Zawodnicy Renault Zdunek Wybrzeża Gdańsk triumfowali w rozgrywkach I ligi. Działacze gdańskiego klubu już myślą o rywalizacji w przyszłym sezonie Enea Ekstraligi.

Kilka tygodni temu Andrzej Terlecki przyznawał, że gdańszczanie będą chcieli zatrzymać w swoich szeregach czołowych zawodników z tego sezonu. - Jesteśmy po pierwszych rozmowach z tymi, których chcemy zatrzymać w zespole: z Krystianem Pieszczkiem, Arturem Mroczką, Robertem Miśkowiakiem, Thomasem Jonassonem i Renatem Gafurowem. Do konkretów jeszcze daleko. Jeśli chodzi o potencjalne wzmocnienia, robimy rozeznanie - kto ile może kosztować i czy w ogóle zamierza zmieniać klub - powiedział menedżer Renault Zdunek Wybrzeża w rozmowie z portalem sport.trojmiasto.pl.
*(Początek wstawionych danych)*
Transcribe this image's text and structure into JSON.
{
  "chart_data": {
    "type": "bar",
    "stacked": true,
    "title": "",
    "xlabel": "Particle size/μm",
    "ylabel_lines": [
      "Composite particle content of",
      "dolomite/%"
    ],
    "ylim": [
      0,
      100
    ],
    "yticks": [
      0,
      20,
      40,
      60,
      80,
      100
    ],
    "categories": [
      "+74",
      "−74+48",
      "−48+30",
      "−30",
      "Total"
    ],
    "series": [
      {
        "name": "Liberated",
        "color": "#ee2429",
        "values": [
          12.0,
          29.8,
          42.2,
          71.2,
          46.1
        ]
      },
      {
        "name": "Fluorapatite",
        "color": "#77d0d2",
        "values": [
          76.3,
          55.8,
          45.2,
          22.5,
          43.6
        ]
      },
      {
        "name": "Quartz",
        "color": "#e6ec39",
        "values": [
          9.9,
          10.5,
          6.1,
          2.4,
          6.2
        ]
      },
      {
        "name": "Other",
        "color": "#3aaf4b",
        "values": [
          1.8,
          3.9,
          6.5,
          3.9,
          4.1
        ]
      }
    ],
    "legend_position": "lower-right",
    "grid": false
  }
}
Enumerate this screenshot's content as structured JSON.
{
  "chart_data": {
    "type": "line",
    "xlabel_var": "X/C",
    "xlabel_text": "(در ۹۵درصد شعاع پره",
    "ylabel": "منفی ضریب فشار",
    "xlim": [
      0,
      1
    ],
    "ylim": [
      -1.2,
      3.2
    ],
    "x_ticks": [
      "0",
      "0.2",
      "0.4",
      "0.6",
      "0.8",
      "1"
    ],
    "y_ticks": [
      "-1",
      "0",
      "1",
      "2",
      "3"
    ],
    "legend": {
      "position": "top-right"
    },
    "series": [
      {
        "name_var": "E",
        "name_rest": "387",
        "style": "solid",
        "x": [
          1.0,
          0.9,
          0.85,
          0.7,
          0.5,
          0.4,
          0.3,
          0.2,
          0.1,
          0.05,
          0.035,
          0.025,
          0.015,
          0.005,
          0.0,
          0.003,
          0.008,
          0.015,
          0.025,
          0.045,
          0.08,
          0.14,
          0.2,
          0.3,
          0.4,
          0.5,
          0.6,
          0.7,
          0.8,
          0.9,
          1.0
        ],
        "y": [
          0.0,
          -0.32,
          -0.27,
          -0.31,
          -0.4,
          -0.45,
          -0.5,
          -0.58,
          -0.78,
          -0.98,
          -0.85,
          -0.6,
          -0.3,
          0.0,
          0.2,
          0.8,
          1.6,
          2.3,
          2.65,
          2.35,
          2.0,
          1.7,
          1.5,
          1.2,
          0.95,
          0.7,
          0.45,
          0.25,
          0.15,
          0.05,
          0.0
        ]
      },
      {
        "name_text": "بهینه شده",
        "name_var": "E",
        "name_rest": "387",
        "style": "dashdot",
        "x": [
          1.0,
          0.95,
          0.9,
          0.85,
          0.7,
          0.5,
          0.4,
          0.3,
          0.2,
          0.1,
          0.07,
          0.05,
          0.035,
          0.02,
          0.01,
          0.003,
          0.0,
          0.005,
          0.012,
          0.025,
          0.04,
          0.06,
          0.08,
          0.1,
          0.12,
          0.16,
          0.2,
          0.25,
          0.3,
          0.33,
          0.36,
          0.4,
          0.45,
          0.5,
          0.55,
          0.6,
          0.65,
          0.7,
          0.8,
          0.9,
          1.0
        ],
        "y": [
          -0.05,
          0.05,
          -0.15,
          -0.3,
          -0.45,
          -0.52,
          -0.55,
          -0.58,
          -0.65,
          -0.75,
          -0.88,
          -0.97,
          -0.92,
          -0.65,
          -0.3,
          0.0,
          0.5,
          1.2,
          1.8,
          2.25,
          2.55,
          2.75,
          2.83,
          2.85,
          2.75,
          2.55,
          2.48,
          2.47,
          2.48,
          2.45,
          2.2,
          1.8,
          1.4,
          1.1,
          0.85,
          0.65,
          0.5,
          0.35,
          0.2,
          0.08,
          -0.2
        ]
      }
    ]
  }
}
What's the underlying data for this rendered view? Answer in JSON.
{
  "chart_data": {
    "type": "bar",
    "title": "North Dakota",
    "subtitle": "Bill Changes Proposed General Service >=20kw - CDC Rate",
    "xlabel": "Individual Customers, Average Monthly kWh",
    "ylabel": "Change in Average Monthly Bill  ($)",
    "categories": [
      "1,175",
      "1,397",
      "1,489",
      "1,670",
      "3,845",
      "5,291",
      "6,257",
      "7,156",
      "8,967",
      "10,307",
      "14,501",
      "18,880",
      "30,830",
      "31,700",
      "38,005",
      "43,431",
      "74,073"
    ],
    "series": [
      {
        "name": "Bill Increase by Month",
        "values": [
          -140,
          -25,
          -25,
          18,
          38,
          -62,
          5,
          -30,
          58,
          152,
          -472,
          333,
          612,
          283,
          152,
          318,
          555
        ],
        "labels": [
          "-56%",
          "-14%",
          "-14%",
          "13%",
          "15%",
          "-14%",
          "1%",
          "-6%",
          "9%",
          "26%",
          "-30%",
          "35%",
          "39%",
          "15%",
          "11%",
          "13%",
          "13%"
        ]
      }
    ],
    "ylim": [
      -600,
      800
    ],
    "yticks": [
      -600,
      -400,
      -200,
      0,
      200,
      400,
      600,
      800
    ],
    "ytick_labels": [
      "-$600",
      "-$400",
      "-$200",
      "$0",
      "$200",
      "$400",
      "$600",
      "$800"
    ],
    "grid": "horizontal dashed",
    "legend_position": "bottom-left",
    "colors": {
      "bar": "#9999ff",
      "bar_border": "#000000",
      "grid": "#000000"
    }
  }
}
Wiele klubów Enea Ekstraligi sonduje już rynek zawodników. Jednak niemal wszyscy czekają na ewentualne zmiany w regulaminie. Prawdopodobnie utrzymana zostanie Kalkulowana Średnia Meczowa. - Koncepcji jest kilka, ale tak naprawdę mamy związane ręce. Wszystko zależy od tego, jakie zapadną decyzje co do dalszej przyszłości limitu Kalkulowanej Średniej Meczowej. Czy podtrzymana zostanie decyzja o jej zniesieniu, a jeśli nie, to ile ten limit będzie wynosił. W przyszłym tygodniu udziałowcy ekstraligi mają gościć w Warszawie na konsultacjach z Polskim Związkiem Motorowym, czekamy na rozwój wydarzeń - stwierdził Terlecki.

W gronie kandydatów do jazdy w gdańskim zespole wymienia się Nickiego Pedersena i Grega Hancocka. Obaj przyznali, że na brak ofert nie mogą narzekać.